En savoir plus : Le traité de Ibn Butlan "Comment acheter des esclaves et comment détecter les défauts corporels"
Dans l’Encyclopédie, « Dictionnaire raisonné des sciences, des arts et des métiers », l’article nègre affirme « Si l’on s’éloigne de l’équateur vers le pôle antarctique, le noir s’éclaircit mais la laideur demeure ». Ces affirmations sont issues de la théorie des climats que Montesquieu découvrit dans les écrits des géographes musulmans du Moyen-âge et qu’il reprit dans ses écrits (au point de lui en donner la paternité !). Esprit très engagé de son époque, il n’hésitait pas à rechercher dans le passé les origines de telle ou telle pratique. Cela l’a conduit à accréditer d’incroyables fantaisies !
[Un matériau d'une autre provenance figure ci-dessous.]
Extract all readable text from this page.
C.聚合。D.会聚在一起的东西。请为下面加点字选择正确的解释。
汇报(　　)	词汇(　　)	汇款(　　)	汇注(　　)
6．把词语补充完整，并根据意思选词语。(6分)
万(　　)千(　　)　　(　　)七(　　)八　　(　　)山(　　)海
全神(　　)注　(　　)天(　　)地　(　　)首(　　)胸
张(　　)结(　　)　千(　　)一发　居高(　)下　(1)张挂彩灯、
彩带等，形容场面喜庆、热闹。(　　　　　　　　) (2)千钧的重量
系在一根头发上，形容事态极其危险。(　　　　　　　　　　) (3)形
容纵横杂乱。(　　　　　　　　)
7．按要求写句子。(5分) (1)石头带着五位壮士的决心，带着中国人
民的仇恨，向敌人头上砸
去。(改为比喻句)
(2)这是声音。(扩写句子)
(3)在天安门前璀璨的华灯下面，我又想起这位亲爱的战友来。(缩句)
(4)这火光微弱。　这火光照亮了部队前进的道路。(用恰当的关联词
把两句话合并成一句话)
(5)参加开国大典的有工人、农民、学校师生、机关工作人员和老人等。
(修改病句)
La théorie des climats, modèle d’obscurantisme que l’on attribue à tord à Montesquieu, est la première explication scientifique du racisme. Selon cette théorie, la Terre est composée de sept climats, zones latitudinales étagées de l’équateur au pôle. Chaque climat est soigneusement définit par le rythme des saisons, la longueur des jours, et surtout par les effets de la chaleur ou du froid sur la nature et le comportement des hommes qui y vivent. Une subdivision en dix bandes allant du nord au sud permet de définir au total soixante-dix climats. Un huitième climat fut ajouté au sud par le géographe musulman Al-Idrisi, peu avant 1165, dans le livre connu en Occident sous le nom de « petit Idrisi ».
Cette théorie des climats n’est pas nouvelle à l’époque des Lumières. Elle nous est connue par la « Géographie » de Claude Ptolémée (dont la version byzantine est appelée « Cosmographie »). Il s’agit essentiellement d’une compilation des connaissances sur la géographie du Monde réalisée vers l’an 150 par ce géographe et mathématicien grec vivant à Alexandrie d’Egypte. L’ancienneté de cette théorie reste indéterminée et semble provenir du monde grec ou perse. Elle fut découverte par le monde musulman dans les bibliothèques orientales et largement commentée et compilée jusqu’à la Renaissance. Cette version est appelée « Almageste ».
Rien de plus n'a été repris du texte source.